In terms of `Tables.subset`

this is related to the question if this function copies data
or just makes a view of the source table. This option is handled by the `viewhint`

keyword argument.

Let us first see how it works:

```
julia> Tables.subset(df, 2:3, viewhint=true)
2×3 SubDataFrame
Row │ a b c
│ Int64 Int64 Int64
─────┼─────────────────────
1 │ 2 12 22
2 │ 3 13 23
julia> Tables.subset(df, 2:3, viewhint=false)
2×3 DataFrame
Row │ a b c
│ Int64 Int64 Int64
─────┼─────────────────────
1 │ 2 12 22
2 │ 3 13 23
```

As you can see `viewhint=true`

returned a view (a `SubDataFrame`

), while `viewhint=false`

produced a copy.

Let us see another example:

```
julia> table2 = Tables.rowtable(df)
10-element Vector{NamedTuple{(:a, :b, :c), Tuple{Int64, Int64, Int64}}}:
(a = 1, b = 11, c = 21)
(a = 2, b = 12, c = 22)
(a = 3, b = 13, c = 23)
(a = 4, b = 14, c = 24)
(a = 5, b = 15, c = 25)
(a = 6, b = 16, c = 26)
(a = 7, b = 17, c = 27)
(a = 8, b = 18, c = 28)
(a = 9, b = 19, c = 29)
(a = 10, b = 20, c = 30)
julia> Tables.subset(table2, 2:3, viewhint=true)
2-element view(::Vector{NamedTuple{(:a, :b, :c), Tuple{Int64, Int64, Int64}}}, 2:3) with eltype NamedTuple{(:a, :b, :c), Tuple{Int64, Int64, Int64}}:
(a = 2, b = 12, c = 22)
(a = 3, b = 13, c = 23)
julia> Tables.subset(table2, 2:3, viewhint=false)
2-element Vector{NamedTuple{(:a, :b, :c), Tuple{Int64, Int64, Int64}}}:
(a = 2, b = 12, c = 22)
(a = 3, b = 13, c = 23)
```

As you can see `viewhint=true`

produced a view of a vector, while `viewhint=false`

made a copy of source data.

Now you might ask why the keyword argument is called `viewhint`

? The reason is that not all Tables.jl tables allow
for flexibility of making a view or a copy.

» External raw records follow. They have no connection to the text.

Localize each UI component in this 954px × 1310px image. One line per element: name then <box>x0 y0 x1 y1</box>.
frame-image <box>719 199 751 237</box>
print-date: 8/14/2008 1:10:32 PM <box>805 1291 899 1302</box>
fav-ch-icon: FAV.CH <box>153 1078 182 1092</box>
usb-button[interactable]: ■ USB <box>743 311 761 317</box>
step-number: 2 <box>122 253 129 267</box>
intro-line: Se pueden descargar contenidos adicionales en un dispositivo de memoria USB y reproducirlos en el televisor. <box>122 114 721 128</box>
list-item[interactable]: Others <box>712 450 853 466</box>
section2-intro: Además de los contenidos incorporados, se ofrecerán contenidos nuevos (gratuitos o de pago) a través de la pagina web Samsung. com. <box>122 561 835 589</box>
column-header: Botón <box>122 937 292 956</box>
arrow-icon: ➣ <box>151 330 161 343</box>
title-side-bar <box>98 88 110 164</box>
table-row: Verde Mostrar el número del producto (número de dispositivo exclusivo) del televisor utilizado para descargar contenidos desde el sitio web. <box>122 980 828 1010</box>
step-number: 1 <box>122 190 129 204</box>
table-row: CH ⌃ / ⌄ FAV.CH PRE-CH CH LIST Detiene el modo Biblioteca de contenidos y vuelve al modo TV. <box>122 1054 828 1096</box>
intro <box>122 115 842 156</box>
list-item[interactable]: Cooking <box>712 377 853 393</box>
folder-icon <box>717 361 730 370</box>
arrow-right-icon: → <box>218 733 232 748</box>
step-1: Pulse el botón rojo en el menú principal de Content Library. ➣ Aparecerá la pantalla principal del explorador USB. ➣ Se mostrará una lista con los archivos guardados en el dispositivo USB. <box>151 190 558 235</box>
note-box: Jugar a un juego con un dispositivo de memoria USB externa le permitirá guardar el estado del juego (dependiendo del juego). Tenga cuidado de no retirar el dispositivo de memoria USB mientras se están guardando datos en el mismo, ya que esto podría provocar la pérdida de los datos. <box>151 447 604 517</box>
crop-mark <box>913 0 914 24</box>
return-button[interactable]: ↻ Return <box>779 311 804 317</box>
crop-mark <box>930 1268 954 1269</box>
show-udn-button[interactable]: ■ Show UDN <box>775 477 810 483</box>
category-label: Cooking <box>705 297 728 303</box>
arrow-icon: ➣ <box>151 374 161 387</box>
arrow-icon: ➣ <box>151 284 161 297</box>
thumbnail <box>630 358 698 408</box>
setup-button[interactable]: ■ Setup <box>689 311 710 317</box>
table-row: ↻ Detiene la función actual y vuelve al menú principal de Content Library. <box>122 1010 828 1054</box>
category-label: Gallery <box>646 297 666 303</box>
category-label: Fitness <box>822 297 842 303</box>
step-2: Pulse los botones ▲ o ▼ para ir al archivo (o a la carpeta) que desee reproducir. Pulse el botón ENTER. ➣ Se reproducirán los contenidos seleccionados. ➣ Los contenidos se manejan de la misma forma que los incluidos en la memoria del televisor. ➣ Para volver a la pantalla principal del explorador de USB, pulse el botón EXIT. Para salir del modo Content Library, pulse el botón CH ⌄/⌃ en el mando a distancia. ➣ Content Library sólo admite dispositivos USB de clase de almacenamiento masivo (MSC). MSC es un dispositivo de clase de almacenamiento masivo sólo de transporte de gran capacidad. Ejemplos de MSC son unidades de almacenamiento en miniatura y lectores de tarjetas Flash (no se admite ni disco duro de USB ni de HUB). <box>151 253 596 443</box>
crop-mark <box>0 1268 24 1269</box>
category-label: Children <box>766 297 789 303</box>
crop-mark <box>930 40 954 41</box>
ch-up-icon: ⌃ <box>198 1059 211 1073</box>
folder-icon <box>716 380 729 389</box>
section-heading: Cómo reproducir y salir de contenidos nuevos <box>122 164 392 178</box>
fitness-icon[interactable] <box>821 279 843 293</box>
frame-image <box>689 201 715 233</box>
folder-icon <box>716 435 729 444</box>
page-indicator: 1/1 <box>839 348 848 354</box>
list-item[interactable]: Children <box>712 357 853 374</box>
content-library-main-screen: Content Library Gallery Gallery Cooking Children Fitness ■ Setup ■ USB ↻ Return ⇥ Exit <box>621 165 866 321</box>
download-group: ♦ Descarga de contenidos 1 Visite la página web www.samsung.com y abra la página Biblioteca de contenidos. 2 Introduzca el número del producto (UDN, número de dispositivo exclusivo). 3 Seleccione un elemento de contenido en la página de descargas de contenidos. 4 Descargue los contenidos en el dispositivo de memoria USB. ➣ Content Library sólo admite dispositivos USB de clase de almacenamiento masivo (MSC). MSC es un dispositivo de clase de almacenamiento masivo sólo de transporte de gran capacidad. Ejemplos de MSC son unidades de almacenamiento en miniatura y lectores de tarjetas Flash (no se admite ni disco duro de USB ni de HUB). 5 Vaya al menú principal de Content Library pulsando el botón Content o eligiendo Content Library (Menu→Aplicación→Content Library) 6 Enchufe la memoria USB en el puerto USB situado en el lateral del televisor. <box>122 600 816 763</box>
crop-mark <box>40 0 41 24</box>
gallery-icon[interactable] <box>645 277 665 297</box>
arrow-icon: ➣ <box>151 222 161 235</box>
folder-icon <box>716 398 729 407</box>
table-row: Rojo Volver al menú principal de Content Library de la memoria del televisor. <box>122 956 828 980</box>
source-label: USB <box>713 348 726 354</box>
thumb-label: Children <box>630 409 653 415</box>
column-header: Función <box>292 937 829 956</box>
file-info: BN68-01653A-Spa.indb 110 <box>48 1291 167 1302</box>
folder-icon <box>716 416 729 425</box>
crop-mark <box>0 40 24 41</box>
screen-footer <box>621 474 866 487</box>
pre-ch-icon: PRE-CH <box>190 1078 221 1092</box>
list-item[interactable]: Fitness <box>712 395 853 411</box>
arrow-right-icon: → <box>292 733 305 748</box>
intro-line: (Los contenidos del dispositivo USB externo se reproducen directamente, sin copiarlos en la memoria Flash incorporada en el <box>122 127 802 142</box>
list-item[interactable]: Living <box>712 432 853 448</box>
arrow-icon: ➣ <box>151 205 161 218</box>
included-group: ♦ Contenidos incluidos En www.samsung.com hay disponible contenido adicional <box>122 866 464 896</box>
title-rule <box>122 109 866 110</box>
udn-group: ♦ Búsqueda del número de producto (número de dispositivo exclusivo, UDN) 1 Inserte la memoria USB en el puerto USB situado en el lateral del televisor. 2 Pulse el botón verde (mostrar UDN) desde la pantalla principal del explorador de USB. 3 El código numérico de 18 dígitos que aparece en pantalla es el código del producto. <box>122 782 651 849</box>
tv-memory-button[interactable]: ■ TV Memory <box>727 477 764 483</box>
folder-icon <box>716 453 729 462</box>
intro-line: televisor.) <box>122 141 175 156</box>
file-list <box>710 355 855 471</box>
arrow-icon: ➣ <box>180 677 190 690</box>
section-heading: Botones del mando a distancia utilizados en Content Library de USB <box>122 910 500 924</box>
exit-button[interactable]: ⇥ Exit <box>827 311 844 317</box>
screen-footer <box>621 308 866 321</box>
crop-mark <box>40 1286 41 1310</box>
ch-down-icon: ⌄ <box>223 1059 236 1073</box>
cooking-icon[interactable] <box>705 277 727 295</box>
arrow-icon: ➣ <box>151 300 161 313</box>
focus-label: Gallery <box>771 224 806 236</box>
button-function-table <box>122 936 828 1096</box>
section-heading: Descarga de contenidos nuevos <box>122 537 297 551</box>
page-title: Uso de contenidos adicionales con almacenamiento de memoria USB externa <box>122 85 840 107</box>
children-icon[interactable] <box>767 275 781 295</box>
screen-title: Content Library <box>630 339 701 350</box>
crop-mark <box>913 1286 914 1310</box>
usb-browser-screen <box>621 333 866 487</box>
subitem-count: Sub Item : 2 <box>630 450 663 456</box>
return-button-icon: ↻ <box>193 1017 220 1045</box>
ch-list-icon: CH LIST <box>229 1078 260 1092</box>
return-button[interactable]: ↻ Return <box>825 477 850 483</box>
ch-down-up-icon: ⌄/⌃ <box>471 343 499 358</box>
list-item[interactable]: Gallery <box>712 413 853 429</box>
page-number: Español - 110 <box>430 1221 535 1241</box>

Therefore the rules are as follows:

- if
`viewhint`

is not passed then table decides on its side if it returns a copy or a view (depending on what is possible); - if
`viewhint=true`

then table should return a view, but if it is not possible this can be a copy; - if
`viewhint=false`

then table should return a copy, but if it is not possible this can be a view.

In other words `viewhint`

should be considered as a performance hint only.
It does not guarantee to produce what you ask for (as for some tables satisfying this request might be impossible).

# Conclusions

Summarizing our post. If you want to write a generic function that subsets a Tables.jl table then you can use:

- the
`DataAPI.nrow`

function to learn how many rows it has; - the
`Tables.subset`

function to get a subset of its rows using 1-based indexing.

I hope these examples are useful for your work.